City employees planted trees and perennials to create a pollinator habitat. Plants were supplied by the city and Hagemann Horticulture. The city owns two lots on the corners of Illinois Route 251 and 10th Avenue and purchased them for visibility at the intersection.
“Green spaces like this are good for pollinators,” City Sustainability Coordinator Molly Sedig said. “It's beautiful and helps support our beautification efforts. Trees can help with stormwater management. Any time we can make a pretty space that does good things, we definitely want to. We're excited for that opportunity and glad to have you all out here.”
The day came to be after city staff discussed vacant spaces in Rochelle and what could be done to improve and beautify them, Sedig said. City Community Development Director Michelle Pease suggested the two visible lots off Illinois Route 251. The plantings are set back so visibility is not impacted.
Mayor John Bearrows thanked those that came out to help with planting on Friday.
“I'm just happy to have the folks that came out to help us,” Bearrows said. “It's nice to see everybody pitch in. That's one thing about Team Rochelle, they always show up to help out with things and it's a team effort. It's going to be a great addition to this corridor.”
In 2022, the city received Tree City USA recognition. It celebrated that status by planting trees on Friday.
“Part of that was celebrating Arbor Day and I can't think of a better way to honor that and our recognition as a Tree City USA community than by getting outside and getting our hands a little dirty and planting some plants and trees and creating a little pocket of beauty,” Sedig said.
Along with trees, perennials were planted as well in the interest of helping pollinators.

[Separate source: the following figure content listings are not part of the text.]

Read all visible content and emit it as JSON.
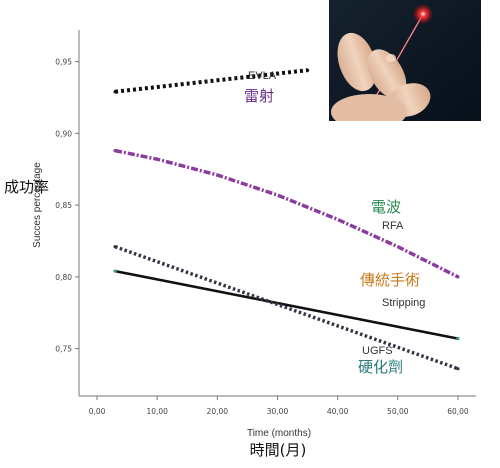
{
  "chart_data": {
    "type": "line",
    "xlabel": "Time (months)",
    "xlabel_zh": "時間(月)",
    "ylabel": "Succes percentage",
    "ylabel_zh": "成功率",
    "xlim": [
      -3,
      63
    ],
    "ylim": [
      0.717,
      0.972
    ],
    "x_ticks": [
      0,
      10,
      20,
      30,
      40,
      50,
      60
    ],
    "x_tick_labels": [
      "0,00",
      "10,00",
      "20,00",
      "30,00",
      "40,00",
      "50,00",
      "60,00"
    ],
    "y_ticks": [
      0.75,
      0.8,
      0.85,
      0.9,
      0.95
    ],
    "y_tick_labels": [
      "0,75",
      "0,80",
      "0,85",
      "0,90",
      "0,95"
    ],
    "grid": false,
    "legend": "none",
    "series": [
      {
        "name": "EVLA",
        "name_zh": "雷射",
        "color": "#111111",
        "style": "dotted-thick",
        "x": [
          3,
          35
        ],
        "y": [
          0.929,
          0.944
        ],
        "label_color_zh": "#6a2a8a"
      },
      {
        "name": "RFA",
        "name_zh": "電波",
        "color": "#8a3d9e",
        "style": "dash-dot",
        "x": [
          3,
          10,
          20,
          30,
          40,
          50,
          60
        ],
        "y": [
          0.888,
          0.882,
          0.871,
          0.857,
          0.84,
          0.821,
          0.8
        ],
        "label_color_zh": "#2e8b57"
      },
      {
        "name": "Stripping",
        "name_zh": "傳統手術",
        "color": "#111111",
        "style": "solid",
        "x": [
          3,
          60
        ],
        "y": [
          0.804,
          0.757
        ],
        "label_color_zh": "#c9781e"
      },
      {
        "name": "UGFS",
        "name_zh": "硬化劑",
        "color": "#333344",
        "style": "dotted",
        "x": [
          3,
          60
        ],
        "y": [
          0.821,
          0.736
        ],
        "label_color_zh": "#2a7a7a"
      }
    ]
  },
  "photo": {
    "icon": "laser-fiber-photo-icon",
    "bg": "#0d1722",
    "skin": "#e9c6ac",
    "glow": "#ff2a2a"
  }
}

“If you look around, there's just grass yards around us,” Sedig said. “Grass doesn't really provide food in general for pollinators, especially when it's mowed. So pollinators have to fly quite a ways to find food. A little pocket of what we're planting creates a little stopping spot for food and nectar. One of the plants going in is hearty hibiscus. Some butterflies use that for host plants.”
Sedig said beautification can help build residents’ pride in the community and that the plantings Friday will make for a friendlier and cooler corner. She also thanked those that came out to help with the work.
“It's wonderful to have people take the time to help us do this,” Sedig said. “It shows the buy-in and the community's commitment and pride and the desire to build community and make it something beautiful and a place that they want to live and future generations want to live. I'm just very excited and very happy for this opportunity. It's awesome.”